You walk back to your desk and write down his passwords and put them in your "in case I ever get fired..." safety folder.

The responses you get from the older generation can vary a lot, it seems, depending on the person in question. Parents usually have that blithe approach of "oh I had no idea you could do that...that's amazing...show me again what you just did...wait where are my glasses...". That's endearing and lovable, because hey, they're your parents. So you work with them time and again to show them how to attach the picture to the email, over and over and over. It can be a different story in the workplace, though - lots of other things can enter the picture. First off, you have your normal duties to do, and if you spend half your day killing the spyware that "just started popping up" on the boss' computer, you're also killing precious net surfing minutes in your soon-to-be-non-existent evening. Secondly, the pride is often a factor. They know enough to know what they don't know, and it can be embarrassing to have to go to someone half your age to get them to help you do your job. Sometimes it might even be just plain old jealousy - they wish they could do what you can, but all those '.exe's are just a little to intimidating.

And often times you get the just plain stubborn. "I did it before this way and it works and that's how I'll do it again." There is, perhaps, nothing in the world so frustrating to watch as a person set in their ways, refusing to accept the higher, faster, wiser, better path that you can so quickly point them too. The gospel of Google falls on different types of soil as well.

The funny thing is that my little brother, not a decade younger than me, will never really deal with these types the way I have to. By the time he's done with college and hits whatever industry he falls into, guys like the managers of today will be the last of the wandering dinosaurs.
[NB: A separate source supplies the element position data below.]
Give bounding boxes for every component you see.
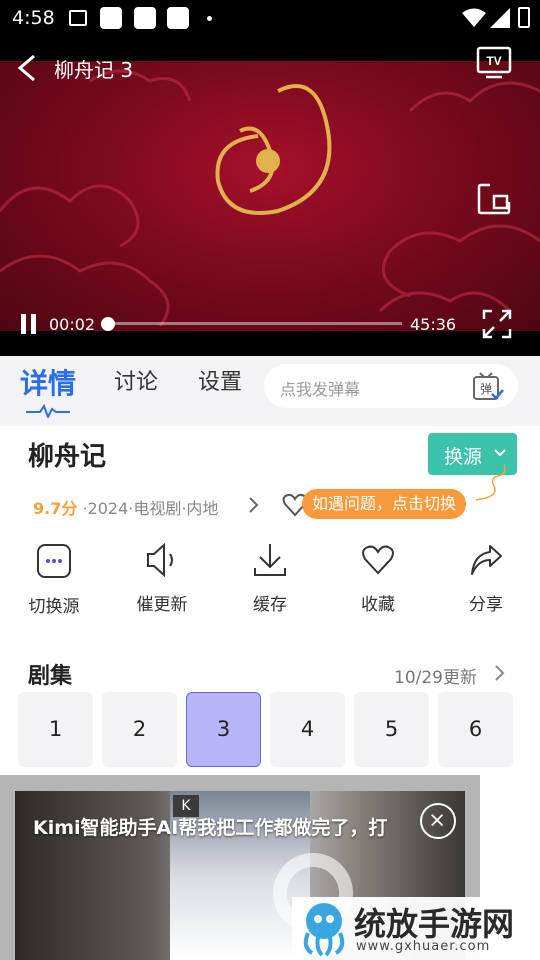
episode-button[interactable]: 4 [270,692,345,767]
current-time: 00:02 [49,315,96,334]
active-tab-indicator [26,404,70,418]
tip-pointer-squiggle [475,463,506,501]
notification-icon [134,7,156,29]
show-meta: 9.7分 ·2024·电视剧·内地 [33,495,218,519]
ad-text: Kimi智能助手AI帮我把工作都做完了，打 [33,817,388,839]
download-icon [254,544,286,576]
danmaku-icon-label: 弹 [480,382,492,396]
tab-settings[interactable]: 设置 [198,364,242,396]
tab-discussion[interactable]: 讨论 [114,364,158,396]
episode-button[interactable]: 1 [18,692,93,767]
image-icon [69,10,87,26]
episodes-heading: 剧集 [28,664,73,689]
notification-icon [100,7,122,29]
battery-icon [518,7,530,28]
notification-icon [167,7,189,29]
episode-button[interactable]: 6 [438,692,513,767]
tab-details[interactable]: 详情 [20,362,76,402]
danmaku-toggle-icon[interactable]: 弹 [472,372,504,402]
cloud-pattern [0,69,540,327]
signal-icon [490,8,510,28]
watermark: 统放手游网 www.gxhuaer.com [292,897,540,960]
chevron-down-icon [494,449,506,457]
show-title: 柳舟记 [28,442,107,472]
urge-update-action[interactable]: 催更新 [112,540,212,615]
action-label: 收藏 [361,595,395,615]
episode-button[interactable]: 5 [354,692,429,767]
download-action[interactable]: 缓存 [220,540,320,615]
cast-label: TV [486,54,501,68]
score: 9.7分 [33,499,78,518]
video-title: 柳舟记 3 [54,58,134,82]
video-player[interactable]: 柳舟记 3 TV 00:02 45:36 [0,36,540,356]
share-action[interactable]: 分享 [436,540,536,615]
switch-source-tip[interactable]: 如遇问题，点击切换 [302,489,467,519]
episode-button[interactable]: 2 [102,692,177,767]
tab-bar: 详情 讨论 设置 点我发弹幕 弹 [0,356,540,426]
back-button[interactable] [16,54,38,82]
video-frame [0,61,540,331]
fullscreen-button[interactable] [482,309,512,339]
status-time: 4:58 [12,7,55,29]
action-label: 缓存 [253,595,287,615]
picture-in-picture-button[interactable] [476,182,512,216]
episodes-update[interactable]: 10/29更新 [394,663,477,688]
action-label: 催更新 [136,595,188,615]
watermark-url: www.gxhuaer.com [356,939,491,954]
pause-button[interactable] [20,314,38,334]
chevron-right-icon[interactable] [494,664,506,682]
more-dots-icon [37,544,71,578]
danmaku-input[interactable]: 点我发弹幕 弹 [264,364,518,408]
more-notifications-icon [207,16,212,21]
danmaku-placeholder: 点我发弹幕 [280,380,361,399]
octopus-logo-icon [303,903,345,957]
wifi-icon [462,8,486,27]
ad-close-button[interactable] [420,803,456,839]
progress-knob[interactable] [101,317,115,331]
favorite-action[interactable]: 收藏 [328,540,428,615]
duration: 45:36 [410,315,457,334]
chevron-right-icon[interactable] [248,496,260,514]
heart-icon [362,545,394,575]
action-label: 分享 [469,595,503,615]
speaker-icon [147,542,173,578]
progress-track[interactable] [106,322,402,325]
episode-button-selected[interactable]: 3 [186,692,261,767]
status-bar: 4:58 [0,0,540,36]
cast-tv-button[interactable]: TV [476,46,512,80]
share-icon [471,545,502,575]
meta-info: ·2024·电视剧·内地 [77,499,219,518]
action-label: 切换源 [28,597,80,617]
switch-source-action[interactable]: 切换源 [4,540,104,617]
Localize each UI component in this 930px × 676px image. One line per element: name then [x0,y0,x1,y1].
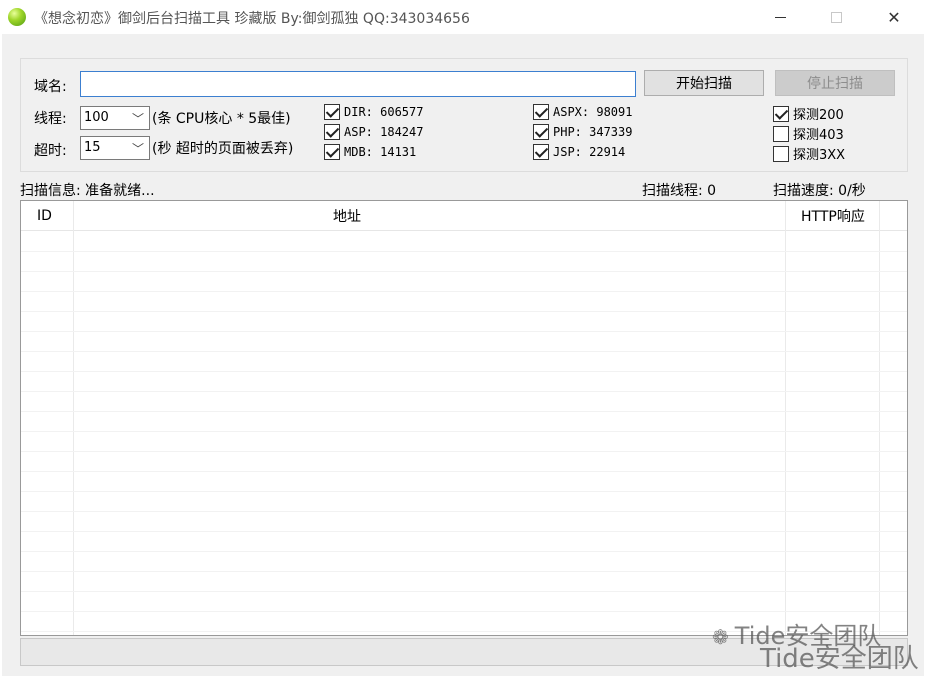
threads-label: 线程: [34,111,67,127]
threads-hint: (条 CPU核心 * 5最佳) [152,111,291,127]
start-scan-button[interactable]: 开始扫描 [644,70,764,96]
dict-label-php: PHP: 347339 [553,125,633,139]
timeout-hint: (秒 超时的页面被丢弃) [152,141,294,157]
row-grid-line [21,311,907,312]
title-bar: 《想念初恋》御剑后台扫描工具 珍藏版 By:御剑孤独 QQ:343034656 … [0,0,930,34]
dict-checkbox-aspx[interactable]: ASPX: 98091 [533,104,632,120]
table-header: ID 地址 HTTP响应 [21,201,907,231]
watermark-line-2: Tide安全团队 [760,644,919,674]
maximize-button[interactable] [813,0,859,34]
dict-label-jsp: JSP: 22914 [553,145,626,159]
row-grid-line [21,391,907,392]
chevron-down-icon: ﹀ [131,142,144,156]
timeout-label: 超时: [34,143,67,159]
scan-info-status: 扫描信息: 准备就绪... [20,183,155,199]
column-divider[interactable] [879,201,880,635]
row-grid-line [21,511,907,512]
row-grid-line [21,451,907,452]
row-grid-line [21,531,907,532]
dict-label-mdb: MDB: 14131 [344,145,417,159]
probe-checkbox-403[interactable]: 探测403 [773,124,844,143]
row-grid-line [21,431,907,432]
row-grid-line [21,471,907,472]
client-area: 域名: 开始扫描 停止扫描 线程: 100 ﹀ (条 CPU核心 * 5最佳) … [2,34,924,676]
threads-value: 100 [84,110,109,125]
checkbox-box[interactable] [533,104,549,120]
checkbox-box[interactable] [773,125,789,142]
column-divider[interactable] [785,201,786,635]
probe-label-403: 探测403 [793,128,844,143]
checkbox-box[interactable] [533,124,549,140]
dict-checkbox-asp[interactable]: ASP: 184247 [324,124,423,140]
column-header-id[interactable]: ID [37,201,52,231]
scan-threads-status: 扫描线程: 0 [642,183,717,199]
domain-label: 域名: [34,79,67,95]
checkbox-box[interactable] [324,124,340,140]
row-grid-line [21,291,907,292]
checkbox-box[interactable] [324,144,340,160]
dict-checkbox-php[interactable]: PHP: 347339 [533,124,632,140]
timeout-value: 15 [84,140,101,155]
app-logo-icon [8,8,26,26]
column-header-http-response[interactable]: HTTP响应 [801,201,865,231]
stop-scan-button[interactable]: 停止扫描 [775,70,895,96]
row-grid-line [21,611,907,612]
chevron-down-icon: ﹀ [131,112,144,126]
probe-label-200: 探测200 [793,108,844,123]
row-grid-line [21,571,907,572]
scan-speed-status: 扫描速度: 0/秒 [773,183,866,199]
checkbox-box[interactable] [324,104,340,120]
row-grid-line [21,351,907,352]
probe-label-3xx: 探测3XX [793,148,846,163]
row-grid-line [21,411,907,412]
minimize-button[interactable] [757,0,803,34]
threads-combobox[interactable]: 100 ﹀ [80,106,150,130]
dict-label-aspx: ASPX: 98091 [553,105,633,119]
probe-checkbox-200[interactable]: 探测200 [773,104,844,123]
dict-checkbox-dir[interactable]: DIR: 606577 [324,104,423,120]
checkbox-box[interactable] [533,144,549,160]
maximize-icon [830,11,842,23]
row-grid-line [21,331,907,332]
row-grid-line [21,551,907,552]
row-grid-line [21,271,907,272]
window-title: 《想念初恋》御剑后台扫描工具 珍藏版 By:御剑孤独 QQ:343034656 [34,11,470,27]
probe-checkbox-3xx[interactable]: 探测3XX [773,144,845,163]
close-button[interactable]: ✕ [871,0,917,34]
row-grid-line [21,251,907,252]
dict-label-asp: ASP: 184247 [344,125,424,139]
dict-checkbox-mdb[interactable]: MDB: 14131 [324,144,416,160]
timeout-combobox[interactable]: 15 ﹀ [80,136,150,160]
wechat-icon: ❁ [712,625,729,649]
results-table[interactable]: ID 地址 HTTP响应 [20,200,908,636]
minimize-icon [774,16,786,18]
dict-checkbox-jsp[interactable]: JSP: 22914 [533,144,625,160]
row-grid-line [21,491,907,492]
row-grid-line [21,371,907,372]
checkbox-box[interactable] [773,145,789,162]
domain-input[interactable] [80,71,636,97]
checkbox-box[interactable] [773,105,789,122]
dict-label-dir: DIR: 606577 [344,105,424,119]
column-divider[interactable] [73,201,74,635]
close-icon: ✕ [887,7,901,27]
row-grid-line [21,591,907,592]
column-header-address[interactable]: 地址 [333,201,361,231]
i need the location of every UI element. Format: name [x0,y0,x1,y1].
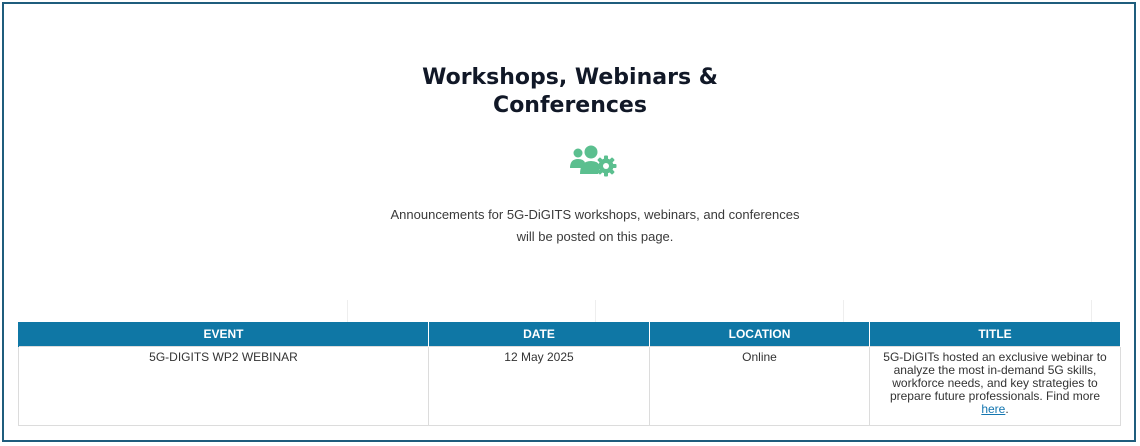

Some of them will have made it into the upper echelons of senior management (shudder), some will have managed to retire, who knows where the rest will be - maybe trying to figure out why their register at McDonald's "just broke." But the dichotomy will be long gone. People like you and me will be where they are now - sitting in the management positions, but able to speak tech - to varying degrees, depending on our experience and attraction to the culture itself. That (or wanting to talk to a foreign girl) is usually about the only reason you bother to learn a language in the first place, right?

I think that perhaps people my age will be able to stay up with the trends, if they try - understand the changes that computers and the net and whatnot will go through, and embrace them. What scares me, a little, is what new stuff, tech I can't even imagine right now, or perhaps something even beyond the realm of tech, might come along that perhaps might make us dinosaurs a little before our time. Which is entirely possible - who knew 30 years ago, before we were even conceived, that the modern world would be speaking this new universal language? Artificial Intelligence, digitized living experiences, total connectivity, whatever the new things may be - they're coming. And some day you're going to have to ask someone half your age to show you how it works.

1 comment:

Anonymous said...

This is SO good! I can't even deal with my mom when she asks me to show her how to use the computer. It's frustrating! I can't understand why she can't figure out where the start button is, and she gets too frustrated to really try I think. We've both given up, and her Dell sits in her room totally unused by her for almost a year now.